Juros baixos – o perigo

O grande desafio económico deste ciclo de taxas de juro anormalmente baixas e negativas é como conceber um progresso saudável e duradouro para a economia mundial dentro deste padrão de taxas.

Desde a crise de 2008 que os bancos centrais tomaram paulatinamente diversas medidas de cariz monetário com o objetivo de estimular a economia, combater o declínio da inflação e reduzir a pressão sobre a apreciação das taxas de câmbio. A partir de 2011, essas medidas foram reforçadas com consecutivas diminuições das taxas de juro, que no caso da Zona Euro tomam a designação de taxas de juro oficiais do Eurosistema. Desde 2014 que uma dessas taxas (facilidade permanente de depósito) passou a ser negativa, sendo atualmente de -0,5%. No tocante à facilidade permanente de cedência marginal de liquidez, a sua taxa é atualmente de 0,25% e nas operações principais de refinanciamento, a taxa é nula. O que se passa na Zona Euro passa-se um pouco por todo o mundo. A título de exemplo, o Japão adotou uma taxa de juro zero em 2000, sendo que atualmente é de -0,1%, e as perspetivas são de que, pelo menos nos próximos três anos, não deverá atingir valores positivos.

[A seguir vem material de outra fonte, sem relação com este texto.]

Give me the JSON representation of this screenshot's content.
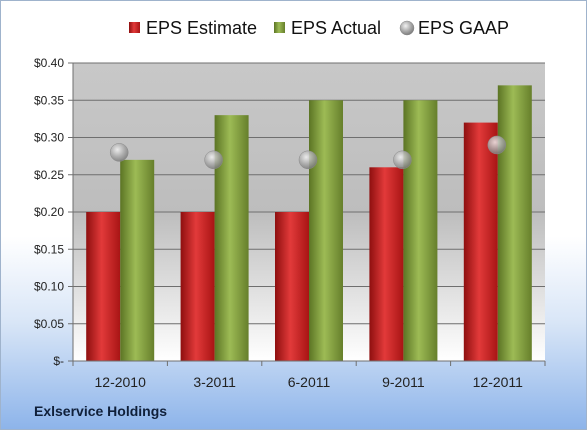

É verdade que juros baixos estimulam o investimento, o consumo e ajudam a colocar a inflação nos desejados 2%, mas podem provocar algumas repercussões negativas para as quais devemos estar atentos.

A primeira dessas repercussões é sobre as remunerações das poupanças, que continuam infindavelmente em valores irrisórios. Ao contrário dos Millennials, muitos dos Baby Boomers viam nos juros uma forma de aumentar os seus rendimentos durante a sua reforma. Com a perda desse rendimento o seu consumo diminui, o que contribui para uma desaceleração da economia, na parte que lhes diz respeito.

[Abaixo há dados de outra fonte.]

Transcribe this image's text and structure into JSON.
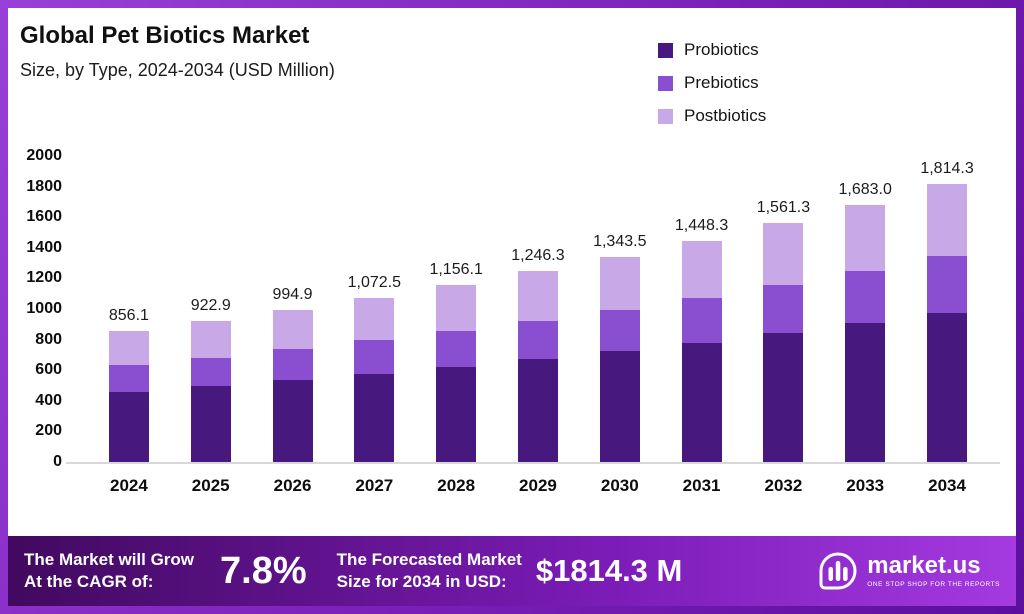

A segunda dessas repercussões é o desencorajamento em aplicar o dinheiro em contas poupança, devido às baixas taxas de juro. A alternativa pode ser procurar investimentos alternativos com potenciais retornos superiores, como seja o caso de ações ou imobiliário, o que pode contribuir para a formação de bolhas especulativas. Quanto mais tempo durar a época dos juros baixos, maior a probabilidade dessas bolhas ocorrerem.

O problema das bolhas especulativas é que o preço dos ativos subjacentes não pode subir eternamente e ultrapassar de forma exponencial o seu valor real. Os aforradores em busca de rendimentos superiores podem ser incentivados a investir em produtos complexos, com riscos elevados e para os quais não estão preparados, nem foram devidamente informados do real perigo de potenciais perdas.

Existe ainda uma outra repercussão que, apesar de ser muito técnica, e que ocorre em termos de gestão organizacional, não deixarei de referir. Com taxas de juro de longo prazo muito baixas, o valor presente líquido dos fluxos de caixa previsionais aumenta, o que provoca incrementos na atratividade e rentabilidade dos investimentos empresariais em novas tecnologias com vista a aumentarem a produtividade. Desta forma, é provocado um efeito expansionista na economia via aumentos da produtividade. Recentemente, alguns investigadores validaram esta hipótese teórica, mas apenas para empresas líderes de mercado, pois usufruem de melhores condições de acesso ao crédito e muitas vezes possuem gestores (e não patrões) mais qualificados.

No tocante às empresas seguidoras, estas, por dificuldades naturais de serem seguidoras, deixam de investir tanto e são ultrapassadas em termos tecnológicos pelos líderes. Por falta de concorrência, os próprios líderes, agora numa posição de mercado cada vez mais confortável, deixam de investir, o que provoca uma estagnação na evolução tecnológica.

Baixas taxas de juro provocam ainda um efeito negativo nos lucros dos bancos, que estes procuram compensar por sucessivos aumentos nas comissões, o que penaliza duplamente os pequenos aforradores.

Outro efeito negativo sente-se na desigualdade da riqueza. Com aumentos dos preços dos ativos, os proprietários beneficiam com o aumento da sua riqueza aumentar, enquanto os não proprietários estagnam.

Por último, e talvez um dos mais graves efeitos que juros baixos provocam, é o risco do sobreendividamento. Apesar de não se perspetivar uma subida dos juros no curto prazo, quando estes subirem, muitas famílias e empresas poderão entrar em incumprimento, por falta de meios para pagarem as prestações. O empréstimo que hoje é fácil de pagar pode no futuro tornar-se um pesadelo, sendo que muitos empréstimos são contratados por décadas.

O grande desafio económico deste ciclo, de taxas de juro anormalmente baixas e negativas, é como conceber um progresso saudável e duradouro para a economia mundial dentro deste padrão de taxas.